BACKGROUND NOTES ON SYRIA TODAY: On May 19, Syrian government forces, supported by a significant number of Hezbollah fighters from Lebanon, began a major offensive to retake al-Qusayr, a Syrian town of about 30,000 people on the border with Lebanon. Opposition forces had largely controlled the strategically important town since July 2012. For two weeks, government forces subjected the town to intensive bombardment and enforced a siege.

Denial of safe passage to civilians trapped in fighting is in violation of the laws of war and has been a recurring issue during the Syrian armed conflict. A recent Human Rights Watch investigation into the government and Hezbollah attack on al-Qusayr, near Homs, claimed that the government’s refusal to allow humanitarian organizations access to the town appeared to have contributed to the deaths, that no safe evacuation routes were available to civilians, and wounded people were denied adequate medical care. “Many lives in al-Qusayr might have been saved if the Syrian government had allowed aid organizations to do their job,” said Ole Solvang, senior emergencies researcher at Human Rights Watch.

In late June, the Syrian government’s new “Jaish al-Watany” (a national volunteer force that has superseded the “Shabiha”) waged an eight day campaign to retake the remaining opposition-controlled areas of the old city of Homs, including the city’s Khaldiyeh and Baba Houds districts. This was a significant gain for the al-Assad government. 

Fighting also continued in the city of Aleppo. North Aleppo is a crucial stronghold for the rebels, as well as the Damascus suburb of Qaboun. Government forces, sometimes backed by fighters of the Lebanese Shiite militia Hezbollah, have recently launched a major countrywide offensive to reclaim territory lost to rebels, who operate in chaotic groups with ideologies ranging from secular to hard-line Islamic extremists.

The fighting in Syria has taken on increasingly sectarian undertones as Assad enjoys support from many in his Alawite sect and other religious minorities while the rebels are mainly Sunnis.

On July 12, the International Committee of the Red Cross (ICRC) issued a statement saying it is “alarmed” by the situation in the old city of Homs and that it would like to bring in humanitarian assistance and enable the evacuation of civilians.
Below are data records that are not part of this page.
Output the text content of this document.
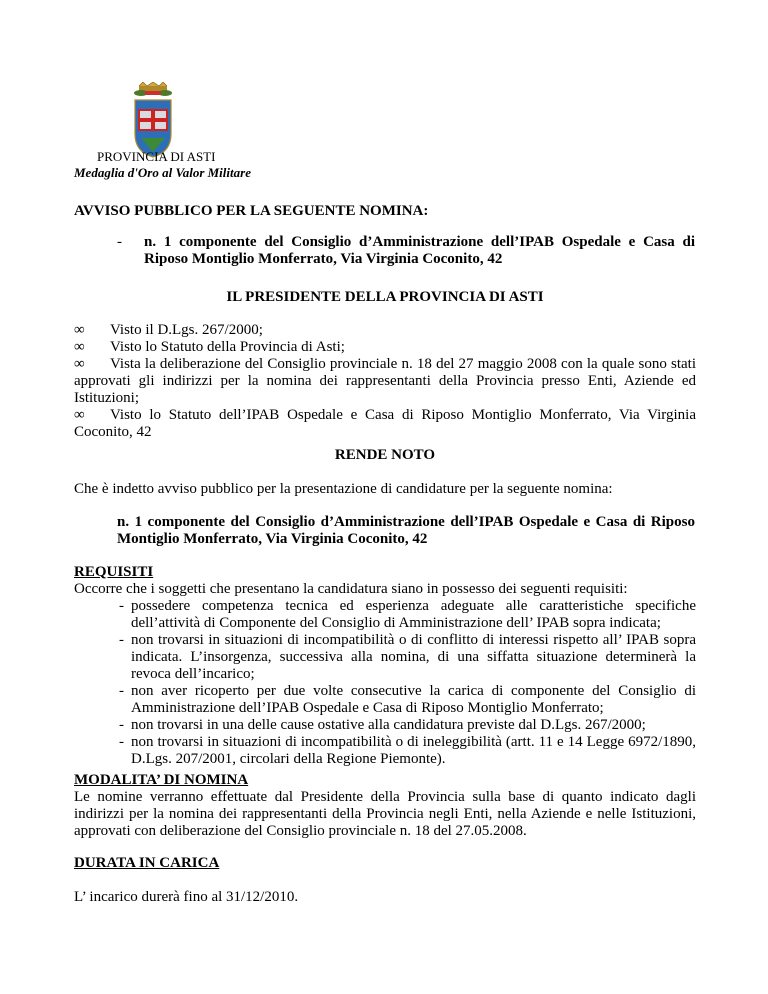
PROVINCIA DI ASTI
Medaglia d'Oro al Valor Militare
AVVISO PUBBLICO PER LA SEGUENTE NOMINA:
-	n. 1 componente del Consiglio d’Amministrazione dell’IPAB Ospedale e Casa di Riposo Montiglio Monferrato, Via Virginia Coconito, 42
IL PRESIDENTE DELLA PROVINCIA DI ASTI
∞	Visto il D.Lgs. 267/2000;
∞	Visto lo Statuto della Provincia di Asti;
∞ Vista la deliberazione del Consiglio provinciale n. 18 del 27 maggio 2008 con la quale sono stati approvati gli indirizzi per la nomina dei rappresentanti della Provincia presso Enti, Aziende ed Istituzioni;
∞ Visto lo Statuto dell’IPAB Ospedale e Casa di Riposo Montiglio Monferrato, Via Virginia Coconito, 42
RENDE NOTO
Che è indetto avviso pubblico per la presentazione di candidature per la seguente nomina:
n. 1 componente del Consiglio d’Amministrazione dell’IPAB Ospedale e Casa di Riposo Montiglio Monferrato, Via Virginia Coconito, 42
REQUISITI
Occorre che i soggetti che presentano la candidatura siano in possesso dei seguenti requisiti:
- possedere competenza tecnica ed esperienza adeguate alle caratteristiche specifiche dell’attività di Componente del Consiglio di Amministrazione dell’ IPAB sopra indicata;
- non trovarsi in situazioni di incompatibilità o di conflitto di interessi rispetto all’ IPAB sopra indicata. L’insorgenza, successiva alla nomina, di una siffatta situazione determinerà la revoca dell’incarico;
- non aver ricoperto per due volte consecutive la carica di componente del Consiglio di Amministrazione dell’IPAB Ospedale e Casa di Riposo Montiglio Monferrato;
- non trovarsi in una delle cause ostative alla candidatura previste dal D.Lgs. 267/2000;
- non trovarsi in situazioni di incompatibilità o di ineleggibilità (artt. 11 e 14 Legge 6972/1890, D.Lgs. 207/2001, circolari della Regione Piemonte).
MODALITA’ DI NOMINA
Le nomine verranno effettuate dal Presidente della Provincia sulla base di quanto indicato dagli indirizzi per la nomina dei rappresentanti della Provincia negli Enti, nella Aziende e nelle Istituzioni, approvati con deliberazione del Consiglio provinciale n. 18 del 27.05.2008.
DURATA IN CARICA
L’ incarico durerà fino al 31/12/2010.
However without the cooperation of both the Syrian government and the Opposition, this would be a near impossible task.

Opposition forces have imposed sieges on the government held Shia towns of Nubul and Zahra in Aleppo governorate, limiting access for approximately 70,000 people to food, fuel, and medical supplies, according to the UN Commission of Inquiry. The lack of medical supplies such as oxygen, antibiotics, and anaesthetics has become critical as the number of wounded increases. 

The Syrian government rejected many international calls for the evacuation of civilians and refused to grant unconditional access to independent observers. The conflict has now ravaged Syria for 2 ½ years, with the country’s children hit the hardest.